Bertha Maxwell-Roddey
A Modern-Day Race Woman and the Power of Black Leadership
Southern Conference on African American Studies, Inc., C. Calvin Smith-Wali R Kharif Book Award
Finalist, Hooks National Book Award
The life and accomplishments of an influential leader in the desegregated South
This biography of educational activist and Black studies forerunner Bertha Maxwell-Roddey examines a life of remarkable achievements and leadership in the desegregated South. Sonya Ramsey modernizes the nineteenth-century term “race woman” to describe how Maxwell-Roddey and her peers turned hard-won civil rights and feminist milestones into tangible accomplishments in North Carolina and nationwide from the late 1960s to the 1990s.
Born in 1930, Maxwell-Roddey became one of Charlotte’s first Black women principals of a white elementary school; she was the founding director of the University of North Carolina at Charlotte’s Africana Studies Department; and she cofounded the Afro-American Cultural and Service Center, now the Harvey B. Gantt Center for African-American Art + Culture. Maxwell-Roddey founded the National Council for Black Studies, helping institutionalize the field with what is still its premier professional organization, and served as the 20th National President of Delta Sigma Theta Sorority, Inc., one of the most influential Black women’s organizations in the United States.
Using oral histories and primary sources that include private records from numerous Black women’s home archives, Ramsey illuminates the intersectional leadership strategies used by Maxwell-Roddey and other modern race women to dismantle discriminatory barriers in the classroom and the boardroom. Bertha Maxwell-Roddey offers new insights into desegregation, urban renewal, and the rise of the Black middle class through the lens of a powerful leader’s life story.

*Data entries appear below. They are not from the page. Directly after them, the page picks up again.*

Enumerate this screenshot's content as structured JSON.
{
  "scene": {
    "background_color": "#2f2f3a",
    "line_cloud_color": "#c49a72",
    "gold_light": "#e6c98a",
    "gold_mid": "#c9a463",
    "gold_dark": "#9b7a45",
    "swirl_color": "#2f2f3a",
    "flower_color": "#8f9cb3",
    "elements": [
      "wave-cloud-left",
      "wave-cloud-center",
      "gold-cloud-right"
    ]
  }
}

Publication of this work made possible by a Sustaining the Humanities through the American Rescue Plan grant from the National Endowment for the Humanities.

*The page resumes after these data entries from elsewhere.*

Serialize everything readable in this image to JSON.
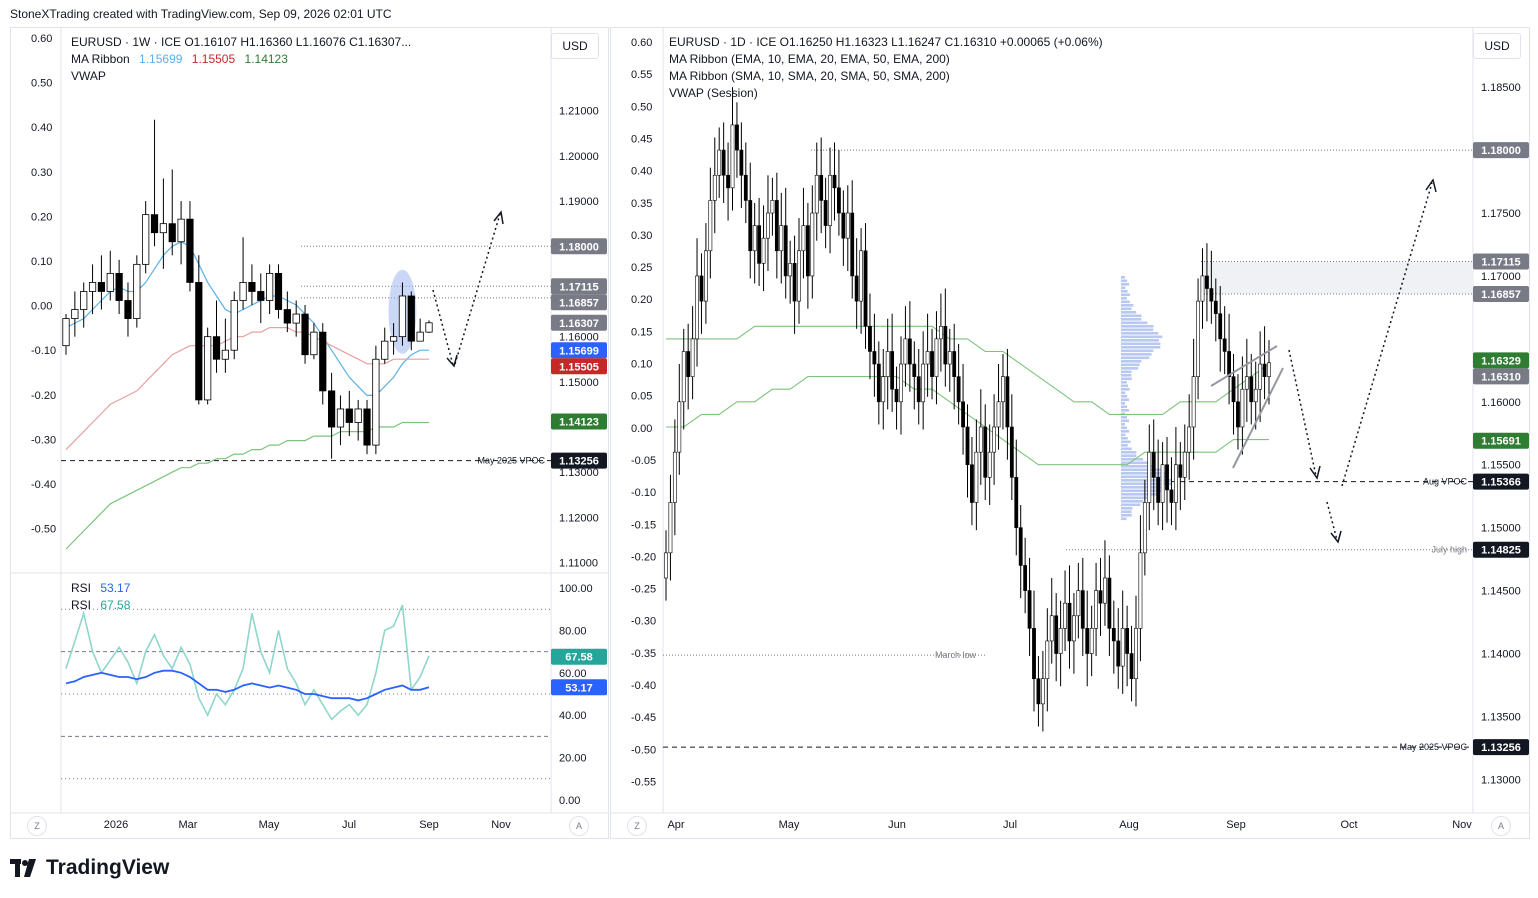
{
  "header": {
    "attribution": "StoneXTrading created with TradingView.com, Sep 09, 2026 02:01 UTC"
  },
  "footer": {
    "brand": "TradingView"
  },
  "colors": {
    "candle_up": "#ffffff",
    "candle_down": "#000000",
    "ma_fast": "#5ab0e8",
    "ma_mid": "#e8a0a0",
    "ma_slow": "#7cc47c",
    "rsi_fast": "#8fd6cc",
    "rsi_slow": "#2962ff",
    "badge_dark": "#131722",
    "badge_gray": "#787b86",
    "badge_blue": "#2962ff",
    "badge_red": "#c62828",
    "badge_green": "#2e7d32",
    "badge_teal": "#26a69a"
  },
  "left": {
    "legend": {
      "line1": "EURUSD · 1W · ICE   O1.16107   H1.16360   L1.16076   C1.16307...",
      "ma_label": "MA Ribbon",
      "ma_values": [
        "1.15699",
        "1.15505",
        "1.14123"
      ],
      "vwap": "VWAP"
    },
    "currency": "USD",
    "left_axis_ticks": [
      "0.60",
      "0.50",
      "0.40",
      "0.30",
      "0.20",
      "0.10",
      "0.00",
      "-0.10",
      "-0.20",
      "-0.30",
      "-0.40",
      "-0.50"
    ],
    "right_axis_ticks": [
      "1.21000",
      "1.20000",
      "1.19000",
      "1.16000",
      "1.15000",
      "1.13000",
      "1.12000",
      "1.11000"
    ],
    "price_badges": [
      {
        "text": "1.18000",
        "kind": "gray",
        "price": 1.18
      },
      {
        "text": "1.17115",
        "kind": "gray",
        "price": 1.17115
      },
      {
        "text": "1.16857",
        "kind": "gray",
        "price": 1.16857
      },
      {
        "text": "1.16307",
        "kind": "gray",
        "price": 1.16307
      },
      {
        "text": "1.15699",
        "kind": "blue",
        "price": 1.15699
      },
      {
        "text": "1.15505",
        "kind": "red",
        "price": 1.15505
      },
      {
        "text": "1.14123",
        "kind": "green",
        "price": 1.14123
      },
      {
        "text": "1.13256",
        "kind": "dark",
        "price": 1.13256
      }
    ],
    "annotations": {
      "vpoc": "May 2025 VPOC"
    },
    "x_labels": [
      "2026",
      "Mar",
      "May",
      "Jul",
      "Sep",
      "Nov"
    ],
    "rsi": {
      "label1": "RSI",
      "value1": "53.17",
      "label2": "RSI",
      "value2": "67.58",
      "ticks": [
        "100.00",
        "80.00",
        "60.00",
        "40.00",
        "20.00",
        "0.00"
      ],
      "badges": [
        {
          "text": "67.58",
          "kind": "teal",
          "value": 67.58
        },
        {
          "text": "53.17",
          "kind": "blue",
          "value": 53.17
        }
      ]
    },
    "z_button": "Z",
    "a_button": "A"
  },
  "right": {
    "legend": {
      "line1": "EURUSD · 1D · ICE   O1.16250   H1.16323   L1.16247   C1.16310   +0.00065 (+0.06%)",
      "line2": "MA Ribbon (EMA, 10, EMA, 20, EMA, 50, EMA, 200)",
      "line3": "MA Ribbon (SMA, 10, SMA, 20, SMA, 50, SMA, 200)",
      "line4": "VWAP (Session)"
    },
    "currency": "USD",
    "left_axis_ticks": [
      "0.60",
      "0.55",
      "0.50",
      "0.45",
      "0.40",
      "0.35",
      "0.30",
      "0.25",
      "0.20",
      "0.15",
      "0.10",
      "0.05",
      "0.00",
      "-0.05",
      "-0.10",
      "-0.15",
      "-0.20",
      "-0.25",
      "-0.30",
      "-0.35",
      "-0.40",
      "-0.45",
      "-0.50",
      "-0.55"
    ],
    "right_axis_ticks": [
      "1.18500",
      "1.17500",
      "1.17000",
      "1.16000",
      "1.15500",
      "1.15000",
      "1.14500",
      "1.14000",
      "1.13500",
      "1.13000"
    ],
    "price_badges": [
      {
        "text": "1.18000",
        "kind": "gray",
        "price": 1.18
      },
      {
        "text": "1.17115",
        "kind": "gray",
        "price": 1.17115
      },
      {
        "text": "1.16857",
        "kind": "gray",
        "price": 1.16857
      },
      {
        "text": "1.16329",
        "kind": "green",
        "price": 1.16329
      },
      {
        "text": "1.16310",
        "kind": "gray",
        "price": 1.1631
      },
      {
        "text": "1.15691",
        "kind": "green",
        "price": 1.15691
      },
      {
        "text": "1.15366",
        "kind": "dark",
        "price": 1.15366
      },
      {
        "text": "1.14825",
        "kind": "dark",
        "price": 1.14825
      },
      {
        "text": "1.13256",
        "kind": "dark",
        "price": 1.13256
      }
    ],
    "annotations": {
      "aug_vpoc": "Aug VPOC",
      "july_high": "July high",
      "march_low": "March low",
      "may_vpoc": "May 2025 VPOC"
    },
    "x_labels": [
      "Apr",
      "May",
      "Jun",
      "Jul",
      "Aug",
      "Sep",
      "Oct",
      "Nov"
    ],
    "z_button": "Z",
    "a_button": "A"
  },
  "chart_data": [
    {
      "type": "candlestick",
      "title": "EURUSD · 1W · ICE",
      "ylim": [
        1.105,
        1.225
      ],
      "x_labels": [
        "2026",
        "Mar",
        "May",
        "Jul",
        "Sep",
        "Nov"
      ],
      "ohlc": [
        [
          1.158,
          1.165,
          1.156,
          1.164
        ],
        [
          1.164,
          1.17,
          1.16,
          1.166
        ],
        [
          1.166,
          1.172,
          1.162,
          1.17
        ],
        [
          1.17,
          1.176,
          1.165,
          1.172
        ],
        [
          1.172,
          1.178,
          1.166,
          1.17
        ],
        [
          1.17,
          1.179,
          1.168,
          1.174
        ],
        [
          1.174,
          1.177,
          1.165,
          1.168
        ],
        [
          1.168,
          1.172,
          1.16,
          1.164
        ],
        [
          1.164,
          1.178,
          1.162,
          1.176
        ],
        [
          1.176,
          1.19,
          1.174,
          1.187
        ],
        [
          1.187,
          1.208,
          1.18,
          1.183
        ],
        [
          1.183,
          1.195,
          1.175,
          1.185
        ],
        [
          1.185,
          1.197,
          1.178,
          1.181
        ],
        [
          1.181,
          1.19,
          1.176,
          1.186
        ],
        [
          1.186,
          1.19,
          1.17,
          1.172
        ],
        [
          1.172,
          1.178,
          1.145,
          1.146
        ],
        [
          1.146,
          1.162,
          1.145,
          1.16
        ],
        [
          1.16,
          1.168,
          1.152,
          1.155
        ],
        [
          1.155,
          1.164,
          1.152,
          1.157
        ],
        [
          1.157,
          1.17,
          1.155,
          1.168
        ],
        [
          1.168,
          1.182,
          1.166,
          1.172
        ],
        [
          1.172,
          1.176,
          1.167,
          1.17
        ],
        [
          1.17,
          1.174,
          1.163,
          1.168
        ],
        [
          1.168,
          1.176,
          1.165,
          1.174
        ],
        [
          1.174,
          1.176,
          1.164,
          1.166
        ],
        [
          1.166,
          1.17,
          1.161,
          1.163
        ],
        [
          1.163,
          1.168,
          1.16,
          1.165
        ],
        [
          1.165,
          1.167,
          1.154,
          1.156
        ],
        [
          1.156,
          1.163,
          1.155,
          1.161
        ],
        [
          1.161,
          1.163,
          1.145,
          1.148
        ],
        [
          1.148,
          1.152,
          1.133,
          1.14
        ],
        [
          1.14,
          1.147,
          1.136,
          1.144
        ],
        [
          1.144,
          1.148,
          1.138,
          1.141
        ],
        [
          1.141,
          1.146,
          1.137,
          1.144
        ],
        [
          1.144,
          1.146,
          1.134,
          1.136
        ],
        [
          1.136,
          1.158,
          1.134,
          1.155
        ],
        [
          1.155,
          1.162,
          1.154,
          1.159
        ],
        [
          1.159,
          1.163,
          1.156,
          1.16
        ],
        [
          1.16,
          1.172,
          1.158,
          1.169
        ],
        [
          1.169,
          1.17,
          1.157,
          1.159
        ],
        [
          1.159,
          1.164,
          1.159,
          1.161
        ],
        [
          1.161,
          1.1636,
          1.1608,
          1.16307
        ]
      ],
      "ma_fast": [
        1.162,
        1.163,
        1.164,
        1.166,
        1.168,
        1.17,
        1.171,
        1.17,
        1.17,
        1.172,
        1.175,
        1.178,
        1.18,
        1.181,
        1.18,
        1.176,
        1.172,
        1.169,
        1.166,
        1.165,
        1.166,
        1.167,
        1.168,
        1.169,
        1.169,
        1.168,
        1.167,
        1.165,
        1.163,
        1.16,
        1.157,
        1.154,
        1.151,
        1.149,
        1.147,
        1.147,
        1.149,
        1.151,
        1.154,
        1.156,
        1.157,
        1.157
      ],
      "ma_mid": [
        1.135,
        1.137,
        1.139,
        1.141,
        1.143,
        1.145,
        1.146,
        1.147,
        1.148,
        1.15,
        1.152,
        1.154,
        1.156,
        1.157,
        1.158,
        1.158,
        1.158,
        1.158,
        1.159,
        1.16,
        1.16,
        1.161,
        1.161,
        1.162,
        1.162,
        1.162,
        1.161,
        1.161,
        1.16,
        1.159,
        1.158,
        1.157,
        1.156,
        1.155,
        1.154,
        1.154,
        1.154,
        1.155,
        1.155,
        1.155,
        1.155,
        1.155
      ],
      "ma_slow": [
        1.113,
        1.115,
        1.117,
        1.119,
        1.121,
        1.123,
        1.124,
        1.125,
        1.126,
        1.127,
        1.128,
        1.129,
        1.13,
        1.131,
        1.131,
        1.132,
        1.132,
        1.133,
        1.133,
        1.134,
        1.134,
        1.135,
        1.135,
        1.136,
        1.136,
        1.137,
        1.137,
        1.137,
        1.138,
        1.138,
        1.138,
        1.139,
        1.139,
        1.139,
        1.139,
        1.14,
        1.14,
        1.14,
        1.141,
        1.141,
        1.141,
        1.141
      ],
      "rsi_ylim": [
        0,
        100
      ],
      "rsi_fast": [
        62,
        75,
        88,
        70,
        60,
        66,
        72,
        65,
        55,
        70,
        78,
        68,
        62,
        72,
        64,
        48,
        40,
        50,
        45,
        52,
        62,
        88,
        70,
        60,
        80,
        62,
        55,
        45,
        52,
        45,
        38,
        42,
        45,
        40,
        45,
        60,
        80,
        82,
        92,
        52,
        58,
        68
      ],
      "rsi_slow": [
        55,
        56,
        58,
        59,
        60,
        59,
        58,
        58,
        57,
        58,
        60,
        61,
        61,
        60,
        58,
        55,
        52,
        52,
        51,
        52,
        54,
        55,
        54,
        53,
        54,
        53,
        52,
        50,
        50,
        49,
        48,
        48,
        48,
        47,
        48,
        50,
        52,
        53,
        54,
        52,
        52,
        53.17
      ]
    },
    {
      "type": "candlestick",
      "title": "EURUSD · 1D · ICE",
      "ylim": [
        1.127,
        1.189
      ],
      "x_labels": [
        "Apr",
        "May",
        "Jun",
        "Jul",
        "Aug",
        "Sep",
        "Oct",
        "Nov"
      ],
      "close": [
        1.148,
        1.152,
        1.156,
        1.16,
        1.164,
        1.162,
        1.165,
        1.17,
        1.168,
        1.172,
        1.176,
        1.178,
        1.18,
        1.178,
        1.177,
        1.182,
        1.18,
        1.178,
        1.176,
        1.172,
        1.174,
        1.171,
        1.173,
        1.175,
        1.176,
        1.172,
        1.174,
        1.17,
        1.171,
        1.168,
        1.172,
        1.174,
        1.17,
        1.175,
        1.178,
        1.176,
        1.174,
        1.178,
        1.177,
        1.175,
        1.173,
        1.175,
        1.17,
        1.168,
        1.172,
        1.166,
        1.164,
        1.163,
        1.16,
        1.162,
        1.164,
        1.161,
        1.16,
        1.163,
        1.165,
        1.163,
        1.162,
        1.16,
        1.163,
        1.164,
        1.162,
        1.165,
        1.166,
        1.163,
        1.164,
        1.162,
        1.16,
        1.158,
        1.155,
        1.152,
        1.156,
        1.158,
        1.154,
        1.156,
        1.158,
        1.16,
        1.162,
        1.158,
        1.154,
        1.15,
        1.147,
        1.145,
        1.142,
        1.138,
        1.136,
        1.138,
        1.141,
        1.143,
        1.14,
        1.142,
        1.144,
        1.141,
        1.143,
        1.145,
        1.142,
        1.14,
        1.142,
        1.145,
        1.144,
        1.146,
        1.142,
        1.141,
        1.139,
        1.142,
        1.14,
        1.138,
        1.142,
        1.148,
        1.152,
        1.156,
        1.154,
        1.152,
        1.155,
        1.153,
        1.152,
        1.155,
        1.154,
        1.156,
        1.158,
        1.162,
        1.168,
        1.17,
        1.169,
        1.168,
        1.167,
        1.165,
        1.164,
        1.162,
        1.16,
        1.158,
        1.161,
        1.162,
        1.16,
        1.161,
        1.163,
        1.162,
        1.1631
      ],
      "ema_long": [
        1.165,
        1.165,
        1.165,
        1.165,
        1.165,
        1.166,
        1.166,
        1.166,
        1.166,
        1.166,
        1.166,
        1.166,
        1.166,
        1.166,
        1.166,
        1.166,
        1.165,
        1.165,
        1.164,
        1.164,
        1.163,
        1.162,
        1.161,
        1.16,
        1.16,
        1.159,
        1.159,
        1.159,
        1.159,
        1.16,
        1.16,
        1.16,
        1.161,
        1.162,
        1.163
      ],
      "sma_long": [
        1.158,
        1.158,
        1.159,
        1.159,
        1.16,
        1.16,
        1.161,
        1.161,
        1.162,
        1.162,
        1.162,
        1.162,
        1.162,
        1.162,
        1.161,
        1.161,
        1.16,
        1.159,
        1.158,
        1.157,
        1.156,
        1.155,
        1.155,
        1.155,
        1.155,
        1.155,
        1.155,
        1.156,
        1.156,
        1.156,
        1.156,
        1.156,
        1.157,
        1.157,
        1.157
      ]
    }
  ]
}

“An excellent biography reflective of the great contributions of Maxwell-Roddey to K–12 Black education, higher education, and African American studies. A beautifully written tribute to one of the most consequential Black educators of our time. Well balanced in historical execution and tone, this book will stand the test of time.”—Derrick P. Alridge, coeditor of The Black Intellectual Tradition: African American Thought in the Twentieth Century
“Provides an in-depth view of the role of a race woman during the post–civil rights era. Maxwell-Roddey’s presence in academic, local, and civil circles produced dividends that are being reaped by a community that is still unaware of her influence.”—Reginald K. Ellis, author of Between Washington and Du Bois: The Racial Politics of James Edward Shepard
Sonya Y. Ramsey is associate professor of history and women’s and gender studies and the director of the Women’s and Gender Studies Program at the University of North Carolina at Charlotte. She is the author of Reading, Writing, and Segregation: A Century of Black Women Teachers in Nashville.